Man übersieht leicht, daß, indem es sich bei den Mischungsphänomenen nicht mehr um rein quantitative, sondern auch qualitative Änderungen des Reizes handelt, auch nicht bloß quantitative, sondern auch qualitative Änderungen der Empfindung zu erwarten sind, wie denn wirklich erfahrungsmäßig solche hierbei Platz greifen, und es wird sich handeln, diese bezüglich der Meßbarkeit unter Gesichtspunkte zu bringen, welche mit denjenigen zusammenhängen, die für die quantitativen Änderungen Anwendung gefunden haben.

Allgemein nun finden wir Folgendes:

Wenn zwei einfache oder selbst schon zusammengesetzte Reize A, B, deren jeder für sich eine einfache Empfindung besonderer Art, respektiv a, b zu erwecken im Stande ist, beispielsweise zwei Farben, in solcher Vermischung oder überhaupt Verbindung der Wahrnehmung dargeboten werden, daß wieder ein einfacher Eindruck derselben entsteht, so stimmt dieser resultierende Eindruck, diese resultierende Empfindung, im Allgemeinen weder mit dem Eindrucke a überein, den A, noch mit b, den B für sich hervorgebracht haben würde; es kann aber nach Maßgabe, als A oder B in Wirkung überwiegt, oder beider Wirkung sich das Gleichgewicht hält, der resultierende Eindruck sich mehr dem Eindrucke a oder b nähern, oder auch keiner beider Eindrücke vor dem anderen darin überwiegend erscheinen, wie es z.
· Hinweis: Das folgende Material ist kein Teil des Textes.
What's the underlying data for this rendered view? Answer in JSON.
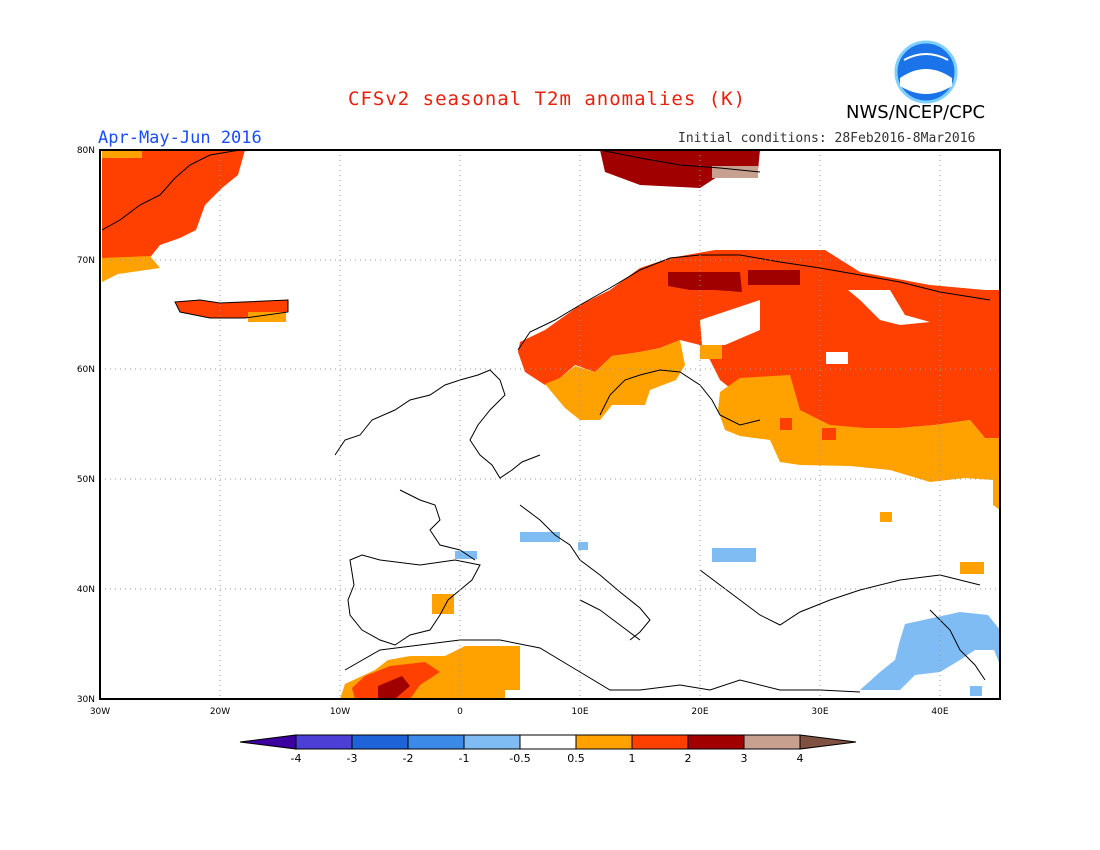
{
  "header": {
    "title": "CFSv2 seasonal T2m anomalies (K)",
    "period": "Apr-May-Jun 2016",
    "initial_conditions": "Initial conditions: 28Feb2016-8Mar2016",
    "agency": "NWS/NCEP/CPC",
    "logo_text": "NOAA"
  },
  "map": {
    "lon_ticks": [
      "30W",
      "20W",
      "10W",
      "0",
      "10E",
      "20E",
      "30E",
      "40E"
    ],
    "lat_ticks": [
      "30N",
      "40N",
      "50N",
      "60N",
      "70N",
      "80N"
    ],
    "grid": "dotted"
  },
  "colorbar": {
    "labels": [
      "-4",
      "-3",
      "-2",
      "-1",
      "-0.5",
      "0.5",
      "1",
      "2",
      "3",
      "4"
    ],
    "colors": [
      "#3c00a0",
      "#4b3fd6",
      "#1f63d8",
      "#3b8ae8",
      "#7fbcf4",
      "#ffffff",
      "#ffa200",
      "#ff4000",
      "#a00000",
      "#c8a090",
      "#805040"
    ]
  },
  "regions": [
    {
      "name": "greenland-anomaly",
      "category": "1 to 2"
    },
    {
      "name": "scandinavia-russia-anomaly",
      "category": "1 to 2"
    },
    {
      "name": "svalbard-anomaly",
      "category": "2 to 3"
    },
    {
      "name": "eastern-europe-anomaly",
      "category": "0.5 to 1"
    },
    {
      "name": "north-africa-anomaly",
      "category": "0.5 to 1"
    },
    {
      "name": "levant-anomaly",
      "category": "-1 to -0.5"
    }
  ]
}
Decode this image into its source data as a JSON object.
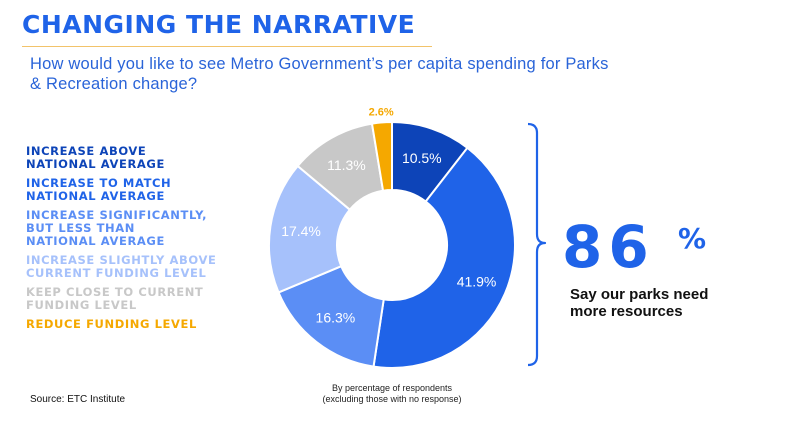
{
  "title": "CHANGING THE NARRATIVE",
  "subtitle": "How would you like to see Metro Government’s per capita spending for Parks & Recreation change?",
  "legend": [
    {
      "label": "INCREASE ABOVE\nNATIONAL AVERAGE",
      "color": "#0d44b8"
    },
    {
      "label": "INCREASE TO MATCH\nNATIONAL AVERAGE",
      "color": "#1f63e8"
    },
    {
      "label": "INCREASE SIGNIFICANTLY,\nBUT LESS THAN\nNATIONAL AVERAGE",
      "color": "#5b8ef5"
    },
    {
      "label": "INCREASE SLIGHTLY ABOVE\nCURRENT FUNDING LEVEL",
      "color": "#a6c1fb"
    },
    {
      "label": "KEEP CLOSE TO CURRENT\nFUNDING LEVEL",
      "color": "#c8c8c8"
    },
    {
      "label": "REDUCE FUNDING LEVEL",
      "color": "#f5a800"
    }
  ],
  "chart_data": {
    "type": "pie",
    "donut": true,
    "categories": [
      "INCREASE ABOVE NATIONAL AVERAGE",
      "INCREASE TO MATCH NATIONAL AVERAGE",
      "INCREASE SIGNIFICANTLY, BUT LESS THAN NATIONAL AVERAGE",
      "INCREASE SLIGHTLY ABOVE CURRENT FUNDING LEVEL",
      "KEEP CLOSE TO CURRENT FUNDING LEVEL",
      "REDUCE FUNDING LEVEL"
    ],
    "values": [
      10.5,
      41.9,
      16.3,
      17.4,
      11.3,
      2.6
    ],
    "labels": [
      "10.5%",
      "41.9%",
      "16.3%",
      "17.4%",
      "11.3%",
      "2.6%"
    ],
    "colors": [
      "#0d44b8",
      "#1f63e8",
      "#5b8ef5",
      "#a6c1fb",
      "#c8c8c8",
      "#f5a800"
    ],
    "label_colors": [
      "#ffffff",
      "#ffffff",
      "#ffffff",
      "#ffffff",
      "#ffffff",
      "#f5a800"
    ]
  },
  "highlight": {
    "value": "86",
    "unit": "%",
    "caption": "Say our parks need\nmore resources",
    "bracket_color": "#1f63e8"
  },
  "note": "By percentage of respondents\n(excluding those with no response)",
  "source": "Source: ETC Institute"
}
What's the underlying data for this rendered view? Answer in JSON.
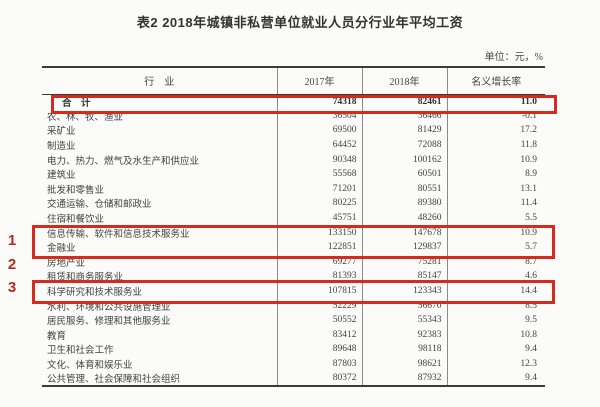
{
  "title": "表2  2018年城镇非私营单位就业人员分行业年平均工资",
  "unit_note": "单位：元，%",
  "table": {
    "columns": [
      "行　业",
      "2017年",
      "2018年",
      "名义增长率"
    ],
    "total": {
      "industry": "合　计",
      "y2017": "74318",
      "y2018": "82461",
      "growth": "11.0"
    },
    "rows": [
      {
        "industry": "农、林、牧、渔业",
        "y2017": "36504",
        "y2018": "36466",
        "growth": "-0.1"
      },
      {
        "industry": "采矿业",
        "y2017": "69500",
        "y2018": "81429",
        "growth": "17.2"
      },
      {
        "industry": "制造业",
        "y2017": "64452",
        "y2018": "72088",
        "growth": "11.8"
      },
      {
        "industry": "电力、热力、燃气及水生产和供应业",
        "y2017": "90348",
        "y2018": "100162",
        "growth": "10.9"
      },
      {
        "industry": "建筑业",
        "y2017": "55568",
        "y2018": "60501",
        "growth": "8.9"
      },
      {
        "industry": "批发和零售业",
        "y2017": "71201",
        "y2018": "80551",
        "growth": "13.1"
      },
      {
        "industry": "交通运输、仓储和邮政业",
        "y2017": "80225",
        "y2018": "89380",
        "growth": "11.4"
      },
      {
        "industry": "住宿和餐饮业",
        "y2017": "45751",
        "y2018": "48260",
        "growth": "5.5"
      },
      {
        "industry": "信息传输、软件和信息技术服务业",
        "y2017": "133150",
        "y2018": "147678",
        "growth": "10.9"
      },
      {
        "industry": "金融业",
        "y2017": "122851",
        "y2018": "129837",
        "growth": "5.7"
      },
      {
        "industry": "房地产业",
        "y2017": "69277",
        "y2018": "75281",
        "growth": "8.7"
      },
      {
        "industry": "租赁和商务服务业",
        "y2017": "81393",
        "y2018": "85147",
        "growth": "4.6"
      },
      {
        "industry": "科学研究和技术服务业",
        "y2017": "107815",
        "y2018": "123343",
        "growth": "14.4"
      },
      {
        "industry": "水利、环境和公共设施管理业",
        "y2017": "52229",
        "y2018": "56670",
        "growth": "8.5"
      },
      {
        "industry": "居民服务、修理和其他服务业",
        "y2017": "50552",
        "y2018": "55343",
        "growth": "9.5"
      },
      {
        "industry": "教育",
        "y2017": "83412",
        "y2018": "92383",
        "growth": "10.8"
      },
      {
        "industry": "卫生和社会工作",
        "y2017": "89648",
        "y2018": "98118",
        "growth": "9.4"
      },
      {
        "industry": "文化、体育和娱乐业",
        "y2017": "87803",
        "y2018": "98621",
        "growth": "12.3"
      },
      {
        "industry": "公共管理、社会保障和社会组织",
        "y2017": "80372",
        "y2018": "87932",
        "growth": "9.4"
      }
    ]
  },
  "annotations": {
    "markers": [
      {
        "label": "1"
      },
      {
        "label": "2"
      },
      {
        "label": "3"
      }
    ]
  },
  "colors": {
    "highlight_red": "#d8291d",
    "marker_red": "#c2251a",
    "border_dark": "#3a3a3a"
  }
}
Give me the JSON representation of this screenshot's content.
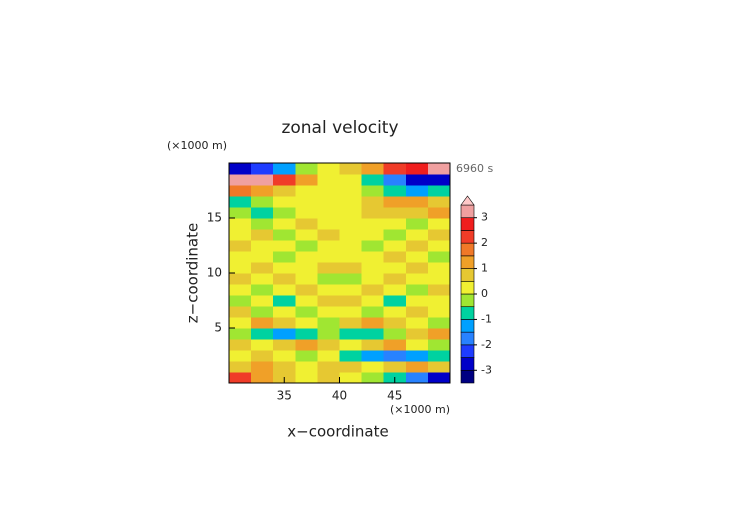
{
  "chart_data": {
    "type": "contour",
    "title": "zonal velocity",
    "time_label": "6960 s",
    "x_label": "x−coordinate",
    "y_label": "z−coordinate",
    "x_unit": "(×1000 m)",
    "y_unit": "(×1000 m)",
    "xlim": [
      30,
      50
    ],
    "ylim": [
      0,
      20
    ],
    "xticks": [
      35,
      40,
      45
    ],
    "yticks": [
      5,
      10,
      15
    ],
    "x": [
      31,
      33,
      35,
      37,
      39,
      41,
      43,
      45,
      47,
      49
    ],
    "y": [
      0.5,
      1.5,
      2.5,
      3.5,
      4.5,
      5.5,
      6.5,
      7.5,
      8.5,
      9.5,
      10.5,
      11.5,
      12.5,
      13.5,
      14.5,
      15.5,
      16.5,
      17.5,
      18.5,
      19.5
    ],
    "values": [
      [
        2,
        1,
        0.5,
        0,
        0.5,
        0,
        -0.5,
        -1,
        -2,
        -3
      ],
      [
        0.5,
        1,
        0.5,
        0,
        0.5,
        0.5,
        0,
        0.5,
        1,
        0.5
      ],
      [
        0,
        0.5,
        0,
        -0.5,
        0,
        -1,
        -1.5,
        -2,
        -1.5,
        -1
      ],
      [
        0.5,
        0,
        0.5,
        1,
        0.5,
        0,
        0.5,
        1,
        0,
        -0.5
      ],
      [
        -0.5,
        -1,
        -1.5,
        -1,
        -0.5,
        -1,
        -1,
        -0.5,
        0.5,
        1
      ],
      [
        0,
        1,
        0.5,
        0,
        -0.5,
        0.5,
        1,
        0.5,
        0,
        -0.5
      ],
      [
        0.5,
        -0.5,
        0,
        -0.5,
        0,
        0,
        -0.5,
        0,
        0.5,
        0
      ],
      [
        -0.5,
        0,
        -1,
        0,
        0.5,
        0.5,
        0,
        -1,
        0,
        0
      ],
      [
        0,
        -0.5,
        0,
        0.5,
        0,
        0,
        0.5,
        0,
        -0.5,
        0.5
      ],
      [
        0.5,
        0,
        0.5,
        0,
        -0.5,
        -0.5,
        0,
        0.5,
        0,
        0
      ],
      [
        0,
        0.5,
        0,
        0,
        0.5,
        0.5,
        0,
        0,
        0.5,
        0
      ],
      [
        0,
        0,
        -0.5,
        0,
        0,
        0,
        0,
        0.5,
        0,
        -0.5
      ],
      [
        0.5,
        0,
        0,
        -0.5,
        0,
        0,
        -0.5,
        0,
        0.5,
        0
      ],
      [
        0,
        0.5,
        -0.5,
        0,
        0.5,
        0,
        0,
        -0.5,
        0,
        0.5
      ],
      [
        0,
        -0.5,
        0,
        0.5,
        0,
        0,
        0,
        0,
        -0.5,
        0
      ],
      [
        -0.5,
        -1,
        -0.5,
        0,
        0,
        0,
        0.5,
        0.5,
        0.5,
        1
      ],
      [
        -1,
        -0.5,
        0,
        0,
        0,
        0,
        0.5,
        1,
        1,
        0.5
      ],
      [
        1.5,
        1,
        0.5,
        0,
        0,
        0,
        -0.5,
        -1,
        -1.5,
        -1
      ],
      [
        3,
        3,
        2,
        1,
        0,
        0,
        -1,
        -2,
        -3,
        -3
      ],
      [
        -3,
        -2.5,
        -1.5,
        -0.5,
        0,
        0.5,
        1,
        2,
        2.5,
        3
      ]
    ],
    "colorbar": {
      "clim": [
        -3.5,
        3.5
      ],
      "levels": [
        -3,
        -2.5,
        -2,
        -1.5,
        -1,
        -0.5,
        0,
        0.5,
        1,
        1.5,
        2,
        2.5,
        3,
        3.5
      ],
      "colors": [
        "#000082",
        "#0000c8",
        "#1e3cff",
        "#2882ff",
        "#00a0ff",
        "#00d2a0",
        "#a0e632",
        "#f0f032",
        "#e6c832",
        "#f0a028",
        "#f07828",
        "#f03c28",
        "#f01e1e",
        "#f0a0a0",
        "#ffc8c8"
      ],
      "ticks": [
        -3,
        -2,
        -1,
        0,
        1,
        2,
        3
      ]
    }
  }
}
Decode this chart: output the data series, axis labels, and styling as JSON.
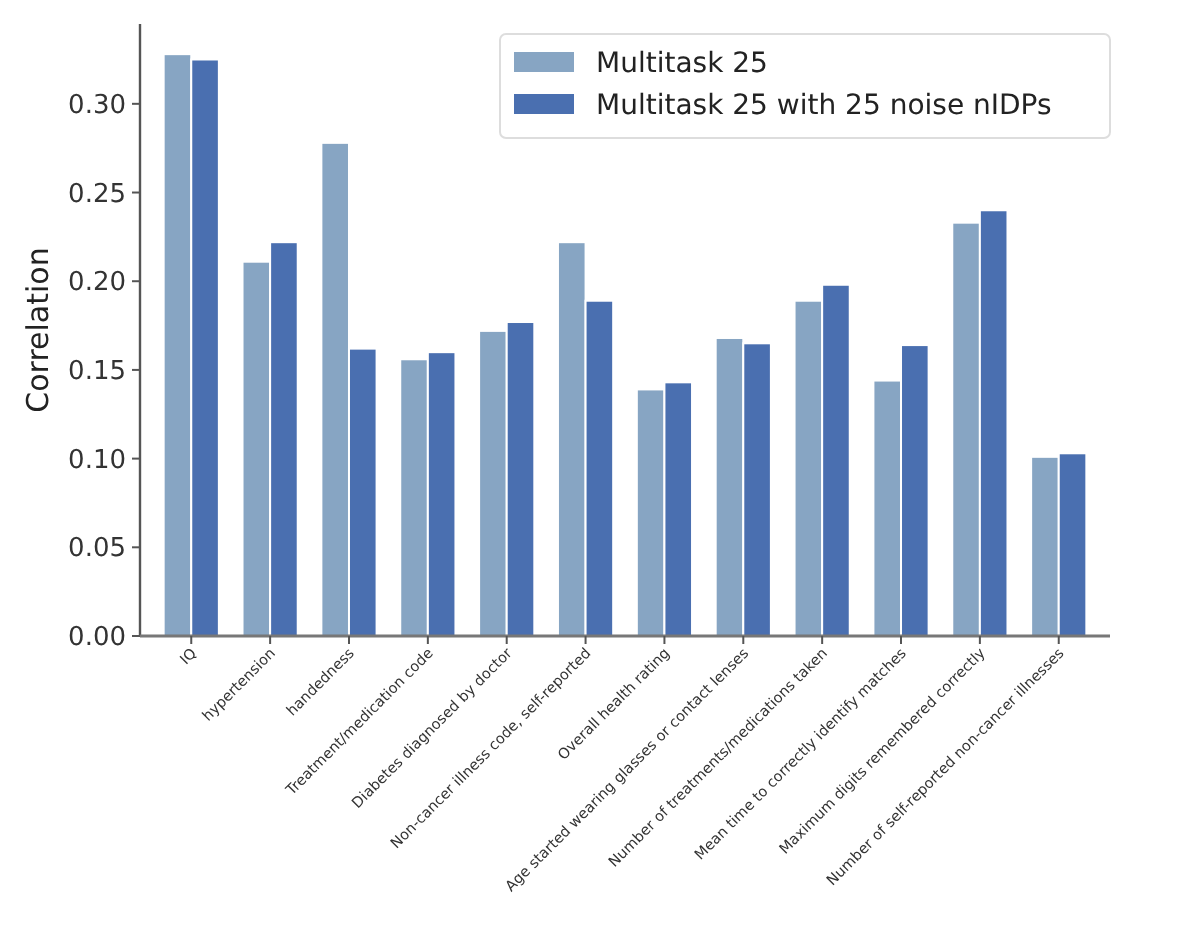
{
  "chart_data": {
    "type": "bar",
    "ylabel": "Correlation",
    "categories": [
      "IQ",
      "hypertension",
      "handedness",
      "Treatment/medication code",
      "Diabetes diagnosed by doctor",
      "Non-cancer illness code, self-reported",
      "Overall health rating",
      "Age started wearing glasses or contact lenses",
      "Number of treatments/medications taken",
      "Mean time to correctly identify matches",
      "Maximum digits remembered correctly",
      "Number of self-reported non-cancer illnesses"
    ],
    "series": [
      {
        "name": "Multitask 25",
        "color": "#87a5c3",
        "values": [
          0.328,
          0.211,
          0.278,
          0.156,
          0.172,
          0.222,
          0.139,
          0.168,
          0.189,
          0.144,
          0.233,
          0.101
        ]
      },
      {
        "name": "Multitask 25 with 25 noise nIDPs",
        "color": "#4a6fb0",
        "values": [
          0.325,
          0.222,
          0.162,
          0.16,
          0.177,
          0.189,
          0.143,
          0.165,
          0.198,
          0.164,
          0.24,
          0.103
        ]
      }
    ],
    "ylim": [
      0,
      0.345
    ],
    "yticks": [
      {
        "value": 0,
        "label": "0.00"
      },
      {
        "value": 0.05,
        "label": "0.05"
      },
      {
        "value": 0.1,
        "label": "0.10"
      },
      {
        "value": 0.15,
        "label": "0.15"
      },
      {
        "value": 0.2,
        "label": "0.20"
      },
      {
        "value": 0.25,
        "label": "0.25"
      },
      {
        "value": 0.3,
        "label": "0.30"
      }
    ],
    "grid": false,
    "legend": "top right"
  }
}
B. bei sich zu Weiß ergänzenden Komplementärfarben oder zu Orange zusammenfließendem Gelb und Rot der Fall ist. Heben wir nun damit an, A allein wirken zu lassen, so wird die Zumischung von B eine gewisse Größe erst erreichen oder übersteigen müssen, damit die Abweichung vom reinen a bemerklich werde, und so umgekehrt bezüglich b, wenn wir A zu B setzen; und heben wir damit an, A und B in solchem Verhältnisse zusammenwirken zu lassen, daß weder a noch b überwiegend erscheint, so wird A oder B erst in einem gewissen Verhältnisse gesteigert werden müssen, damit der resultierende Eindruck sich dem Charakter von a mehr als dem von b zu nähern scheine.

Ganz allgemein, von welchem einfachen Reize oder welcher Zusammensetzung der Reize und mithin welchem resultierenden Eindrucke wir auch ausgehen mögen, wenn wir sei es mehr von einem anderen einfachen oder zusammengesetzten Reize zufügen oder etwas von einem der Reize wegnehmen, so wird das Hinzugefügte oder Entzogene eine gewisse Größe überschreiten müssen, damit der einfache oder resultierende Eindruck gegen früher qualitativ geändert erscheine.

Dies sind Verhältnisse, die uns bei den Mischungsphänomenen zum Begriffe der Schwelle zurückführen, die wir hier kurz als Mischungsschwelle der früher bei den homogenen Phänomenen betrachteten Schwelle als homogener Schwelle, gegenüberstellen können.

Näher besehen nun sind die homogene Reizschwelle und Unterschiedsschwelle in der früheren Auffassung nur die einfachsten besonderen Fälle des allgemeineren Falles der Mischungsschwelle. In der Tat, wenn ein Reiz B sieh zum Reize oder einer Reizmischung A fügt, und man fragt, bei welchem Werte von B fängt der Zusatz an, als solcher erkannt zu werden oder einen Unterschied gegen die bloße Wirkung von A spürbar werden zu lassen, so kann unter allen möglichen Größenwerten, welche A hierbei haben kann, auch der Fall gedacht werden, daß A null ist; dann haben wir den Fall der gewöhnlichen homogenen Reizschwelle; nicht minder kann unter allen möglichen Qualitäten, welche A haben kann, auch die mit B gleichartige gedacht werden; dann haben wir den Fall der gewöhnlichen homogenen Unterschiedsschwelle.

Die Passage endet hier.